Rôle stratégique du DSI : ce qu’attend le CEO d’Omnès Education

Pour ouvrir le programme Cap ITPreneur, nous avons choisi de donner la parole à un dirigeant. Un choix assumé : si l’évolution du rôle du DSI est largement commentée, les attentes des directions générales le sont beaucoup moins. Or, c’est bien là que tout se joue : dans ce qui est attendu… et organisé au plus haut niveau.

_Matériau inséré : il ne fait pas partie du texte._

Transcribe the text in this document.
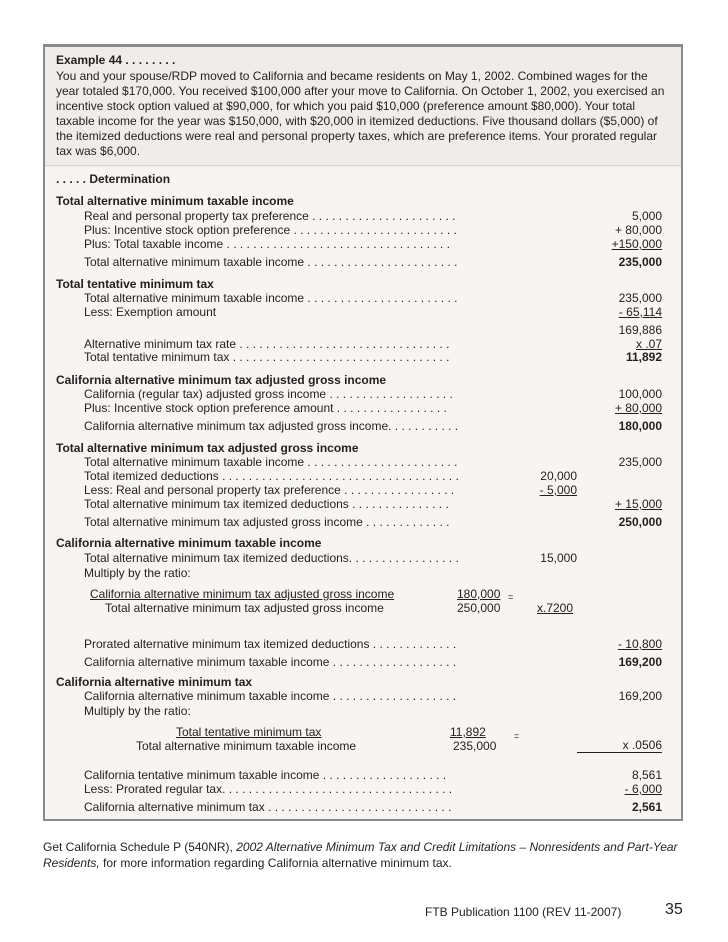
Example 44 . . . . . . . .
You and your spouse/RDP moved to California and became residents on May 1, 2002. Combined wages for the year totaled $170,000. You received $100,000 after your move to California. On October 1, 2002, you exercised an incentive stock option valued at $90,000, for which you paid $10,000 (preference amount $80,000). Your total taxable income for the year was $150,000, with $20,000 in itemized deductions. Five thousand dollars ($5,000) of the itemized deductions were real and personal property taxes, which are preference items. Your prorated regular tax was $6,000.
. . . . . Determination
Total alternative minimum taxable income
Real and personal property tax preference . . . . . . . . . . . . . . . . . . . . . .	5,000
Plus: Incentive stock option preference . . . . . . . . . . . . . . . . . . . . . . . . .	+ 80,000
Plus: Total taxable income . . . . . . . . . . . . . . . . . . . . . . . . . . . . . . . . . .	+150,000
Total alternative minimum taxable income . . . . . . . . . . . . . . . . . . . . . . .	235,000
Total tentative minimum tax
Total alternative minimum taxable income . . . . . . . . . . . . . . . . . . . . . . .	235,000
Less: Exemption amount	- 65,114
169,886
Alternative minimum tax rate . . . . . . . . . . . . . . . . . . . . . . . . . . . . . . . .	x .07
Total tentative minimum tax . . . . . . . . . . . . . . . . . . . . . . . . . . . . . . . . .	11,892
California alternative minimum tax adjusted gross income
California (regular tax) adjusted gross income . . . . . . . . . . . . . . . . . . .	100,000
Plus: Incentive stock option preference amount . . . . . . . . . . . . . . . . .	+ 80,000
California alternative minimum tax adjusted gross income. . . . . . . . . . .	180,000
Total alternative minimum tax adjusted gross income
Total alternative minimum taxable income . . . . . . . . . . . . . . . . . . . . . . .	235,000
Total itemized deductions . . . . . . . . . . . . . . . . . . . . . . . . . . . . . . . . . . . .	20,000
Less: Real and personal property tax preference . . . . . . . . . . . . . . . . .	- 5,000
Total alternative minimum tax itemized deductions . . . . . . . . . . . . . . .	+ 15,000
Total alternative minimum tax adjusted gross income . . . . . . . . . . . . .	250,000
California alternative minimum taxable income
Total alternative minimum tax itemized deductions. . . . . . . . . . . . . . . . .	15,000
Multiply by the ratio:
California alternative minimum tax adjusted gross income	180,000 =
Total alternative minimum tax adjusted gross income	250,000	x.7200
Prorated alternative minimum tax itemized deductions . . . . . . . . . . . . .	- 10,800
California alternative minimum taxable income . . . . . . . . . . . . . . . . . . .	169,200
California alternative minimum tax
California alternative minimum taxable income . . . . . . . . . . . . . . . . . . .	169,200
Multiply by the ratio:
Total tentative minimum tax	11,892	=
Total alternative minimum taxable income	235,000	x .0506
California tentative minimum taxable income . . . . . . . . . . . . . . . . . . .	8,561
Less: Prorated regular tax. . . . . . . . . . . . . . . . . . . . . . . . . . . . . . . . . . .	- 6,000
California alternative minimum tax . . . . . . . . . . . . . . . . . . . . . . . . . . . .	2,561
Get California Schedule P (540NR), 2002 Alternative Minimum Tax and Credit Limitations – Nonresidents and Part-Year Residents, for more information regarding California alternative minimum tax.
FTB Publication 1100 (REV 11-2007)	35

Nous avons eu le plaisir d’échanger avec Marc-Henri Desportes, CEO du groupe Omnès Education, l’un des leaders de l’enseignement supérieur privé. Son parcours, marqué par de grandes transformations numériques dans le secteur public, la finance, la technologie puis l’enseignement supérieur, lui donne un regard singulier sur la fonction, profondément ancré dans la réalité.

Cet échange ouvert et sans à priori éclaire, côté dirigeants, des choix structurants de gouvernance et de création de valeur. Côté DSI, il révèle l’attente d’un engagement stratégique, porteur de légitimité et d’impact. Alors, qu’attend aujourd’hui un dirigeant de son DSI ? Quelles sont les conditions de réussite ? Et sur quoi agir, côté DG et côté DSI ?  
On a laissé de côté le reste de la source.